Alyssa Symons-Bélanger, personnage important du documentaire, nous a raconté qu’elle avait été approchée parce qu’elle faisait de l’art engagé. Au départ, elle connaissait très peu de choses sur les gaz de schiste. Tout au long du film, on la voit s’impliquer dans la lutte jusqu’à s’enchaîner aux grilles de la compagnie Suncor.

« Lutter, c’est enthousiasmant », ajoute l’un des intervenants. Olivier D. Asselin renchérit. Lorsqu’on s’implique un peu à la fois, on finit par aimer ce que l’on fait. Participer à une lutte est déjà une demi-victoire, puisqu’on apprend pour être plus efficace la prochaine fois.

Je comprends que c’est un rôle exigeant, que la lutte se déroule souvent dans l’urgence et sans moyens financiers et que, parfois, on peut se demander si l’action citoyenne a généré des victoires.

Pourtant, plusieurs gains ont été réalisés grâce à l’action des citoyennes et citoyens. Pensons aux droits des femmes. Plus récemment au projet de centrale thermique de Trans-Canada dans le Suroit, qui a dû être abandonné suite à l’opposition qui s’était manifestée dans les rues.

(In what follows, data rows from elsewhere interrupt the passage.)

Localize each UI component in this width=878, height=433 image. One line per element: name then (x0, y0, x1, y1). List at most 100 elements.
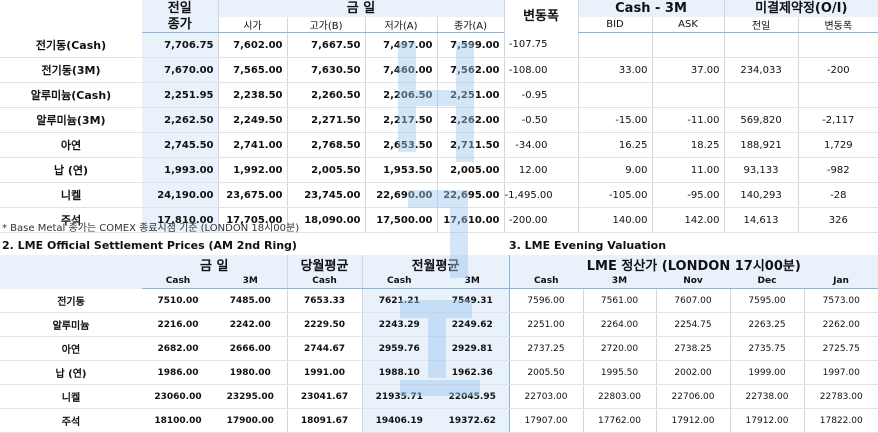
cell-prev-close: 7,706.75 (142, 32, 218, 58)
row-name: 전기동 (0, 288, 142, 313)
cell-bid: -15.00 (577, 107, 653, 133)
cell-ask: -95.00 (651, 182, 725, 208)
header-month-avg: 당월평균 (286, 255, 363, 274)
cell-close: 2,005.00 (436, 157, 505, 183)
cell-bid (577, 32, 653, 58)
cell-eval-3m: 7561.00 (582, 288, 657, 313)
cell-high: 7,630.50 (286, 57, 365, 83)
cell-month-avg: 2229.50 (286, 312, 363, 337)
cell-change: -0.95 (503, 82, 579, 108)
cell-eval-cash: 17907.00 (508, 408, 584, 433)
section-title-evening-valuation: 3. LME Evening Valuation (509, 239, 667, 252)
cell-low: 17,500.00 (364, 207, 437, 233)
row-name: 아연 (0, 336, 142, 361)
cell-change: -108.00 (503, 57, 579, 83)
cell-3m: 1980.00 (214, 360, 288, 385)
header-close: 종가(A) (436, 17, 505, 33)
cell-oi-change: 1,729 (797, 132, 878, 158)
table-row: 아연 2682.00 2666.00 2744.67 2959.76 2929.81 273… (0, 336, 878, 361)
row-name: 주석 (0, 207, 142, 233)
cell-open: 1,992.00 (217, 157, 287, 183)
table-row: 아연 2,745.50 2,741.00 2,768.50 2,653.50 2,711.… (0, 132, 878, 158)
subheader-cell: Cash (508, 274, 584, 289)
cell-oi-change: 326 (797, 207, 878, 233)
cell-bid: 33.00 (577, 57, 653, 83)
cell-prev-cash: 19406.19 (361, 408, 437, 433)
cell-prev-3m: 1962.36 (436, 360, 510, 385)
header-change: 변동폭 (503, 0, 579, 33)
cell-low: 2,217.50 (364, 107, 437, 133)
cell-prev-3m: 22045.95 (436, 384, 510, 409)
subheader-cell: 3M (583, 274, 657, 289)
cell-eval-cash: 2005.50 (508, 360, 584, 385)
cell-high: 18,090.00 (286, 207, 365, 233)
row-name: 납 (연) (0, 157, 142, 183)
cell-oi-change: -28 (797, 182, 878, 208)
header-name-blank (0, 0, 142, 33)
table-row: 알루미늄 2216.00 2242.00 2229.50 2243.29 2249.62 2… (0, 312, 878, 337)
header-oi-prev: 전일 (723, 17, 799, 33)
row-name: 전기동(Cash) (0, 32, 142, 58)
row-name: 주석 (0, 408, 142, 433)
row-name: 니켈 (0, 182, 142, 208)
cell-eval-3m: 22803.00 (582, 384, 657, 409)
cell-prev-3m: 2249.62 (436, 312, 510, 337)
cell-eval-3m: 1995.50 (582, 360, 657, 385)
subheader-cell: Dec (730, 274, 805, 289)
cell-dec: 2263.25 (729, 312, 805, 337)
cell-prev-cash: 1988.10 (361, 360, 437, 385)
cell-month-avg: 7653.33 (286, 288, 363, 313)
cell-low: 1,953.50 (364, 157, 437, 183)
section-title-settlement: 2. LME Official Settlement Prices (AM 2n… (2, 239, 297, 252)
row-name: 알루미늄(3M) (0, 107, 142, 133)
table-row: 알루미늄(3M) 2,262.50 2,249.50 2,271.50 2,217.50… (0, 107, 878, 133)
cell-bid: -105.00 (577, 182, 653, 208)
cell-nov: 2254.75 (655, 312, 731, 337)
cell-3m: 2666.00 (214, 336, 288, 361)
cell-jan: 17822.00 (803, 408, 878, 433)
header-cash-3m: Cash - 3M (577, 0, 725, 17)
subheader-cell: 3M (436, 274, 510, 289)
cell-ask: -11.00 (651, 107, 725, 133)
cell-cash: 2216.00 (142, 312, 214, 337)
cell-low: 7,460.00 (364, 57, 437, 83)
cell-bid: 140.00 (577, 207, 653, 233)
cell-jan: 7573.00 (803, 288, 878, 313)
cell-open: 2,741.00 (217, 132, 287, 158)
cell-dec: 22738.00 (729, 384, 805, 409)
cell-open: 2,238.50 (217, 82, 287, 108)
header-low: 저가(A) (364, 17, 437, 33)
cell-prev-close: 2,745.50 (142, 132, 218, 158)
cell-close: 2,711.50 (436, 132, 505, 158)
cell-prev-3m: 19372.62 (436, 408, 510, 433)
subheader-cell: Cash (361, 274, 437, 289)
cell-3m: 17900.00 (214, 408, 288, 433)
cell-oi: 14,613 (723, 207, 799, 233)
cell-oi: 569,820 (723, 107, 799, 133)
header-oi-change: 변동폭 (797, 17, 878, 33)
cell-oi-change: -2,117 (797, 107, 878, 133)
subheader-cell: Cash (286, 274, 363, 289)
cell-close: 2,262.00 (436, 107, 505, 133)
cell-prev-cash: 7621.21 (361, 288, 437, 313)
cell-dec: 7595.00 (729, 288, 805, 313)
cell-high: 2,271.50 (286, 107, 365, 133)
table-row: 주석 17,810.00 17,705.00 18,090.00 17,500.00 17… (0, 207, 878, 233)
header-prev-line1: 전일 (142, 0, 218, 17)
cell-change: -107.75 (503, 32, 579, 58)
cell-jan: 2725.75 (803, 336, 878, 361)
header-bid: BID (577, 17, 653, 33)
cell-open: 17,705.00 (217, 207, 287, 233)
cell-bid: 16.25 (577, 132, 653, 158)
cell-high: 2,768.50 (286, 132, 365, 158)
cell-ask: 37.00 (651, 57, 725, 83)
cell-prev-3m: 2929.81 (436, 336, 510, 361)
cell-close: 22,695.00 (436, 182, 505, 208)
cell-prev-close: 1,993.00 (142, 157, 218, 183)
cell-low: 2,206.50 (364, 82, 437, 108)
row-name: 전기동(3M) (0, 57, 142, 83)
closing-note: * Base Metal 종가는 COMEX 종료시점 기준 (LONDON 1… (2, 223, 300, 234)
cell-low: 7,497.00 (364, 32, 437, 58)
cell-bid: 9.00 (577, 157, 653, 183)
cell-prev-3m: 7549.31 (436, 288, 510, 313)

Pensons à l’exploitation de la forêt sur l'île René-Levasseur, la deuxième plus grande île du Québec après Anticosti, qui a été arrêtée à l’issue de l’affrontement qui a opposé, d’une part, le gouvernement du Québec et la compagnie et, de l’autre, les écologistes et les autochtones.

Il y tant d’autres victoires que nous pourrions nommer ! Il nous faudrait un livre pour raconter nos histoires à succès.

Il importe de rester toujours vigilant, car nos opposants reportent dans le temps leurs décisions en espérant que la lutte tombera dans l’oubli. C’est ce qui arrive actuellement avec la ligne 9B d’Enbridge.

Où est le pouvoir ? Il est un peu partout, mais il n’est nulle part si on est seul! Le pouvoir politique a besoin que la population reste active et souveraine, car les lobbyistes des grandes corporations sont très efficaces.

Parlant de pouvoir politique, lors des élections du 19 octobre dernier, j’ai été élue avec neuf autres députés sous les couleurs du Bloc québécois. Où est notre pouvoir, alors que nous ne sommes même pas un parti reconnu ?

Il est avec nos concitoyennes et concitoyens dans des activités d’éducation politique, dans la participation à des manifestations ou à toute autre forme d’expression de la volonté populaire en appui à nos revendications, pour la défense de nos intérêts communs. C’est en soutien à toutes ces actions que nous pourrons nous lever à la Chambre des communes à Ottawa pour défendre le Québec et ses valeurs.